A curious observation identified was comparing CKCS to normal IPA predicted up-stream regulator analysis tended to be activated (positive activation Z-score in IPA), but the predicted regulators tended to be inhibited in CKCS relative to non-CKCS (negative activation Z-score). However, these differences in themselves are not the main biological interest, but which regulators are predicted to be affected and whether activated or inhibited. For CKCSs compared to normal there were 1831 molecules with F2 (prothrombin) signalling pathway having the strongest association, but also TNF and TGFβ1 signalling featured in the top four upstream regulators. Comparing the two disease datasets, 377 molecules were associated, with the top upstream regulator being myocyte-specific factor 2c (MEF2C). The down-stream effects, as predicted by IPA, for TGFβ1, MEF2C and F2 (prothrombin) are shown in Additional file 6, Figure S1 A-C.

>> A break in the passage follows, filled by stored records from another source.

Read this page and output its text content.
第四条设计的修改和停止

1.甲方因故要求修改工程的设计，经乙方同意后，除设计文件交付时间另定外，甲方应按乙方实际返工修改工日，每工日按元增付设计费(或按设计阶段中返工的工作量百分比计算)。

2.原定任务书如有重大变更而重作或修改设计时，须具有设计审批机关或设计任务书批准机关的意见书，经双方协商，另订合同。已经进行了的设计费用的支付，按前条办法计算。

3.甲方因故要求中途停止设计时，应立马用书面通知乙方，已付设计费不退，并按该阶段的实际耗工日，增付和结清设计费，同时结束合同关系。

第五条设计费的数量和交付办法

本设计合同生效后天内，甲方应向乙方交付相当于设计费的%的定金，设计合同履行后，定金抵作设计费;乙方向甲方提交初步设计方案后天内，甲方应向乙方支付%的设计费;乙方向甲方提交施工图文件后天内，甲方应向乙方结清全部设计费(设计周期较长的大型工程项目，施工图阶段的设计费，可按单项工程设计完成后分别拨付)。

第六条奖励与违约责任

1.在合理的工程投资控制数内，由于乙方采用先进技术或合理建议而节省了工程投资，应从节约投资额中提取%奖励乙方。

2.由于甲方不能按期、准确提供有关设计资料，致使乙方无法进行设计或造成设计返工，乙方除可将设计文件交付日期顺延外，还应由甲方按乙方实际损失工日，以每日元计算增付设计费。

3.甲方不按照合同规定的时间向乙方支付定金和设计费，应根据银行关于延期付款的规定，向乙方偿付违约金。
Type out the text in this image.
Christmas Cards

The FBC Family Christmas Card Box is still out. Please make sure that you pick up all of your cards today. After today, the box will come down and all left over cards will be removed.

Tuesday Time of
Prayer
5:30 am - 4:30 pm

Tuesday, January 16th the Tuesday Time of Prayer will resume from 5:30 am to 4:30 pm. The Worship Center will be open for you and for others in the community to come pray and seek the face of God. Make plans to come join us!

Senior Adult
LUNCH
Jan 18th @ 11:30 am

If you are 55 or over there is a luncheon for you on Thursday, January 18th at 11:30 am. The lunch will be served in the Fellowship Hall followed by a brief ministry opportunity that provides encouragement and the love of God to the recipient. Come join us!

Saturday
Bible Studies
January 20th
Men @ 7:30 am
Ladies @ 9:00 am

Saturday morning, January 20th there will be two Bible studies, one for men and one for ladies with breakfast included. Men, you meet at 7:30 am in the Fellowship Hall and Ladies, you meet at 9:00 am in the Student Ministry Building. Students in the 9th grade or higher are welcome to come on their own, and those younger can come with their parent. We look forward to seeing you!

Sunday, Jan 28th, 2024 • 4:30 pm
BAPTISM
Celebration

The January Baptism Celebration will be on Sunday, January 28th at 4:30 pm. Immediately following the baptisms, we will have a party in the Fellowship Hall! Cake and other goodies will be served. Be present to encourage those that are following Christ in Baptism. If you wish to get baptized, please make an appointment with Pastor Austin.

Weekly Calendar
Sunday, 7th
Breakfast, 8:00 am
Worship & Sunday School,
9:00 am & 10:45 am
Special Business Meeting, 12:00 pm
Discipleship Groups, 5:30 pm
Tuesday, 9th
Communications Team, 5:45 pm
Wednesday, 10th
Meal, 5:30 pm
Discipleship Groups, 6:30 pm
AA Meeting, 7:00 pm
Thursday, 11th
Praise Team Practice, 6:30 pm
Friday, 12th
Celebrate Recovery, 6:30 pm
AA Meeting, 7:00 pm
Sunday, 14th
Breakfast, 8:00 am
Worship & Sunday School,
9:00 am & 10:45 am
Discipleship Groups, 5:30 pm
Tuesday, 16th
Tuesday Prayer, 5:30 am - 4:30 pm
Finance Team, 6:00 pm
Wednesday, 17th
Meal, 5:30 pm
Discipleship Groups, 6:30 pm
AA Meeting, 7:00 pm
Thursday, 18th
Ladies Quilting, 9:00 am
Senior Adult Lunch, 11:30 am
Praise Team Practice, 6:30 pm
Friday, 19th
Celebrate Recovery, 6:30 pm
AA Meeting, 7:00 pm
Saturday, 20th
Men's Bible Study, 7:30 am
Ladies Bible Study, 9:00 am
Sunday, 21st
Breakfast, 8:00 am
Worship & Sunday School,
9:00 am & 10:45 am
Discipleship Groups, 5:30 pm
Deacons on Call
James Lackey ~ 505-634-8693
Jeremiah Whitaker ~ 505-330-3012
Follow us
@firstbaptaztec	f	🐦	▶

The top five disease and function annotations assigned to the datasets by IPA and an illustrative graphical representation are shown in the Additional file 7, Table S11 and Figure S2. Comparing the datasets, these annotations generally matched to the same general themes, but identifying the subtle differences required examination of the graphic representations, with the illustrative example for Skeletal and Muscular Disorders and Developmental Disorder and Hereditary Disorder, comparing CKCS and non-CKCS (Additional file 7, Figure S2).